Para remontarnos al inicio de Halloween debemos retroceder más de 2.500 años atrás. El calendario celta tenía su final de año coincidente con el final del verano en esa región: precisamente el último día de octubre de nuestro calendario. Para entonces los clanes llevaban el ganado de los campos a los establos para presérvalos de las temperaturas invernales. Ese último día, se creía que los espíritus podían salir de los cementerios y apoderarse de los cuerpos de los vivos para resucitar.
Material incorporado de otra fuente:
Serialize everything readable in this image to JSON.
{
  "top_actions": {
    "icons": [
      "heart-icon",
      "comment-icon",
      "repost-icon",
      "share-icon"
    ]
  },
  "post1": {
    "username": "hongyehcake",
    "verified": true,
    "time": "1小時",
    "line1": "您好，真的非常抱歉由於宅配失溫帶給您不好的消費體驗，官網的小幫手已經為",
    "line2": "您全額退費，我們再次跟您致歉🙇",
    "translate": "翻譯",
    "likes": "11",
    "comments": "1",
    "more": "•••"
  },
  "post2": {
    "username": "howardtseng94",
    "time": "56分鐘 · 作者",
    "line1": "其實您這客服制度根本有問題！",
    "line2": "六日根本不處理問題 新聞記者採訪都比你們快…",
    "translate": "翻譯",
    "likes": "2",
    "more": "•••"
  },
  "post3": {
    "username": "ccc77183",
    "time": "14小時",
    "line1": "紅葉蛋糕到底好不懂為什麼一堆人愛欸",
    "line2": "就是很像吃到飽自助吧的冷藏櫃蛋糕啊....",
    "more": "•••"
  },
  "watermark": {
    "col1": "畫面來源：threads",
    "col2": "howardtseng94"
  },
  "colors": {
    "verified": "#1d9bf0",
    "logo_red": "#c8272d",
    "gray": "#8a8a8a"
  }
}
Para evitar esta posesión,  los poblados celtas buscaban confundir a ‘los espíritus errantes’ haciendo que sus posesiones y su aspecto físico, no fuese muy diferente de la apariencia del mundo de los muertos.  Entonces, ensuciaban sus cuerpos, decoraban con huesos, calaveras y demás cosas desagradables sus viviendas, de forma que los muertos siguieran su camino sin detectarlos.

 

De donde viene el ¿dulce o travesura?  Según la tradición celta, los muertos regresaban en la noche de Samhain a pedir alimentos a los vivos, a quienes destinaban perversos conjuros y hacían víctimas de maldiciones a quienes no complacían sus pedidos (de allí la adaptación del “Trick or Treat”, dame lo que te pido o sufrirás una venganza).
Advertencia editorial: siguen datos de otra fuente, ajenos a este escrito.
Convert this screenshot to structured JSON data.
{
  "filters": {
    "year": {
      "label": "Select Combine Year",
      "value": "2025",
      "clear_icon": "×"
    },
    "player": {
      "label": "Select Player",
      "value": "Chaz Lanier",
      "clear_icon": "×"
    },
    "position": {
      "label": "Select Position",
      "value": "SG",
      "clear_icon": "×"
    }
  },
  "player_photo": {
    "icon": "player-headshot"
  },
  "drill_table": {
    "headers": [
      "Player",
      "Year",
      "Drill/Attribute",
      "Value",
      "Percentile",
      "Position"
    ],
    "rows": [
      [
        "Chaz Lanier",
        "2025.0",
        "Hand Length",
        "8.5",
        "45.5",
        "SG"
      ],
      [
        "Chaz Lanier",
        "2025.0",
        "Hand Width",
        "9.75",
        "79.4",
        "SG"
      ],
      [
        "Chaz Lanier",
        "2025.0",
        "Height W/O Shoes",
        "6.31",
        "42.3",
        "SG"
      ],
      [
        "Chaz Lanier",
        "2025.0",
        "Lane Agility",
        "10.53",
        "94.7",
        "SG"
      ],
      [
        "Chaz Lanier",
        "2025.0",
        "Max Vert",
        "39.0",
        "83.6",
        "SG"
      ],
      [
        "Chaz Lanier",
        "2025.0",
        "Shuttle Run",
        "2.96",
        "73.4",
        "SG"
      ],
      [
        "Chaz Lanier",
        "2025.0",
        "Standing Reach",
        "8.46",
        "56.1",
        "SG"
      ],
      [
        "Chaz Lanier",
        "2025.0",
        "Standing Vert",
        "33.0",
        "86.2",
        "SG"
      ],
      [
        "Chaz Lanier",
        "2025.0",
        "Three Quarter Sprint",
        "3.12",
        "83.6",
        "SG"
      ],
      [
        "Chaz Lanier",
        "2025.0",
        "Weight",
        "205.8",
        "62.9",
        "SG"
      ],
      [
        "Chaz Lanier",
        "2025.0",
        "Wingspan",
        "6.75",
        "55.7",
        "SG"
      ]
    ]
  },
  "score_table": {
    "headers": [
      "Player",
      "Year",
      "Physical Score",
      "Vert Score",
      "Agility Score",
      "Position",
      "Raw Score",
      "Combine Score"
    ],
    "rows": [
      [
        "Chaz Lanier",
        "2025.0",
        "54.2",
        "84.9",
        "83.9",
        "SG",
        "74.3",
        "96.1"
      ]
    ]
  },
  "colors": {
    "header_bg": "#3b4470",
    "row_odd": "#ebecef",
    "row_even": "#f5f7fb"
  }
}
Por ser una fiesta pagana condenada en la Europa de la Edad Media, paso a llamarse ‘día de brujas’. Aquellos que conmemoraban esta fecha eran perseguidos y condenados a la hoguera por la inquisición.

 

Finalmente con el objetivo de disminuir las influencias paganas en la Europa Medieval, la Iglesia ‘cristianizó’ esta fiesta, creando el ‘día de los muertos’ el 2 de noviembre.

El por qué del nombre: Halloween es una derivación de la expresión inglesa All Hallow’s Eve (Víspera del Día de los Santos).  En los inicios de expansión de la iglesia romana, los adelantados enviados a evangelizar trataron de minimizar conflictos convirtiendo festividades muy arraigadas en las diferentes sociedades, al catolicismo dándoles un sitio en el calendario. Así se instituyó el 1 de noviembre como el Día de Todos los Santos, que en Inglaterra se denominó (traduciendo literalmente) como “All Hallows’ Day”, y a la noche anterior se le llamó “All Hallows’ Eve”. Con las contracciones del idioma inglés, esto pasó a ser “All Hallows’ Eve” y finalmente “Halloween”.

 

Los celtas solían disfrazarse con pieles de animales el 31 de octubre para no ser descubiertos por los espíritus que, según ellos, esa noche recobraban vida. De ahí la costumbre actual de disfrazarse para Halleween. Dado que Halloween es una ceremonia basada en el miedo, la muerte, ‘los muertos vivientes’, la magia negra y los monstruos místicos, los personajes que se suelen asociar a Halloween incluyen a los fantasmas, las brujas, los gatos negros, los banshees (duendes traviesos de la cultura celta) y los zombis. Con el paso del tiempo y la adaptación a otras sociedades se fueron sumando la figura del demonio o personajes de la literatura moderna como Drácula o Frankenstein.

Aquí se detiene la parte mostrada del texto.